(No translation for this one, sorry…)
Écrire avec le crayons. Une expérience. J’écris souvent avec le crayon. Souvent comme dans presque toujours. C’est plus lent. L’encre s’use, le niveau descend, laissant dans le tube une marque de son passage et du nombre de mots écrits. Le crayon pense et nous laisse le temps de le faire, les lettre s’impriment entre la force des doigts, la main qui les dirige, le bras qui connecte ce tout au cerveau, la pensée qui se crée, l’imagination qui se déploie…
On ne sait pas pourquoi, mais il y a eu tellement d’effort pour écrire cette simple ligne qu’elle était belle avant même d’être écrite. Le crayon, c’est la beauté, c’est la perfection dans son imperfection, c’est la vie réelle, impossible de reculer, on écrit comme on avance dans la vie, une lettre à la fois. On fait des erreurs, on barre, on voit l’erreur, elle ne s’effacera pas, on essaie d’oublier, on ne peut pas, elle nous suivra à jamais. Alors on apprend la leçon, on laisse aller, on vie avec.
Ensuite le moment d’arrêt, le silence, on pense, on contemple plutôt, une oeuvre unique s’allonge sur de petites lignes fines, où chaque “e” est différent des autres “e”, où chaque “a” se distingue par l’intensité donné à la courbe et l’élan passionnel de la terminaison de la queue, le grandissime du “l”, courbé, juste un peu, juste assez, jamais tout à fait droit. On réécrit…
On ne sait toujours pas pourquoi, mais on aime qu’il n’y ait que le “g” qui s’aventure sous la ligne, le seul à trouver une beauté dans la profondeur des océans, comme s’il n’y avait pas assez de grandeur dans le mot qu’il appartient, qu’il pourrait être plus grand, plus riche, plus profond alors. Peut-être en veut-il au “d” de ne pas s’imposer assez, qu’il lui reproche de trop se recroqueviller sur lui-même. Moi je crois qu’il est plutôt modeste le “d”, il peut être grand, plus que les autres même, mais il s’en fiche. Modeste dans sa grandeur. C’est une belle qualité.
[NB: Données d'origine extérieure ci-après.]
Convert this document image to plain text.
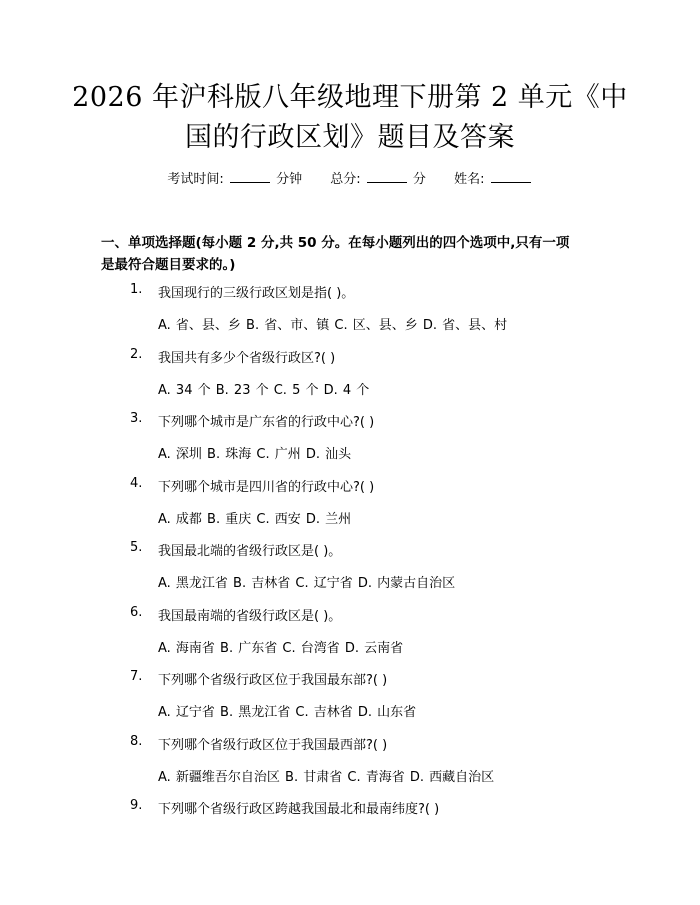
2026 年沪科版八年级地理下册第 2 单元《中
国的行政区划》题目及答案
考试时间:	分钟 总分:	分 姓名:
一、单项选择题(每小题 2 分,共 50 分。在每小题列出的四个选项中,只有一项
是最符合题目要求的。)
1.	我国现行的三级行政区划是指( )。
A. 省、县、乡 B. 省、市、镇 C. 区、县、乡 D. 省、县、村
2.	我国共有多少个省级行政区?( )
A. 34 个 B. 23 个 C. 5 个 D. 4 个
3.	下列哪个城市是广东省的行政中心?( )
A. 深圳 B. 珠海 C. 广州 D. 汕头
4.	下列哪个城市是四川省的行政中心?( )
A. 成都 B. 重庆 C. 西安 D. 兰州
5.	我国最北端的省级行政区是( )。
A. 黑龙江省 B. 吉林省 C. 辽宁省 D. 内蒙古自治区
6.	我国最南端的省级行政区是( )。
A. 海南省 B. 广东省 C. 台湾省 D. 云南省
7.	下列哪个省级行政区位于我国最东部?( )
A. 辽宁省 B. 黑龙江省 C. 吉林省 D. 山东省
8.	下列哪个省级行政区位于我国最西部?( )
A. 新疆维吾尔自治区 B. 甘肃省 C. 青海省 D. 西藏自治区
9.	下列哪个省级行政区跨越我国最北和最南纬度?( )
On l’écrit trois fois, pour être sûre et malgré tout, les trois ne se ressemblent pas, comme si l’on parlait de trois ciels différents. On sait qu’il n’y en a qu’un ciel. On est pas fou. L’un est plus court, l’autre plus long, le dernier vient balancer. L’un nous dit que la vie comme un grand ciel bleu ne durera pas, se recouvrira un jour, l’autre nous dévoile les grands horizons de la vie comme un grand ciel bleu, les rêves infinis, les couchés de soleil roses, la liberté de naviguer sur des eaux calmes, le dernier nous dit que la vie comme un grand ciel bleu est plutôt sobre, qu’elle est ce qu’elle est, qu’elle naît, qu’elle meurt, qu’il y a des choses au milieu, et que c’est bien ainsi. Mêmes lettres, mêmes phrases. Et pourtant.
On l’écrit une dernière fois, juste parce qu’on aime écrire “bleu”, comment le “l” se lie avec le “e”, deux complices, deux compagnons, deux amoureux qui s’aiment malgré leurs différences, qui se tiennent amenant avec eux le “b” bedonnant et le “u” qui chambranle dans leurs aventures adjectives pour montrer à quel point c’est beau le bleu, c’est poétique, ça fait rêver, que la beauté s’invitera toujours quand le bleu y est, même quand ça fait mal, c’est que le coup a déjà été donné, que l’on guérit, qu’on est humain, qu’on est en vie et que chaque matin, on décidera que notre ciel soit bleu.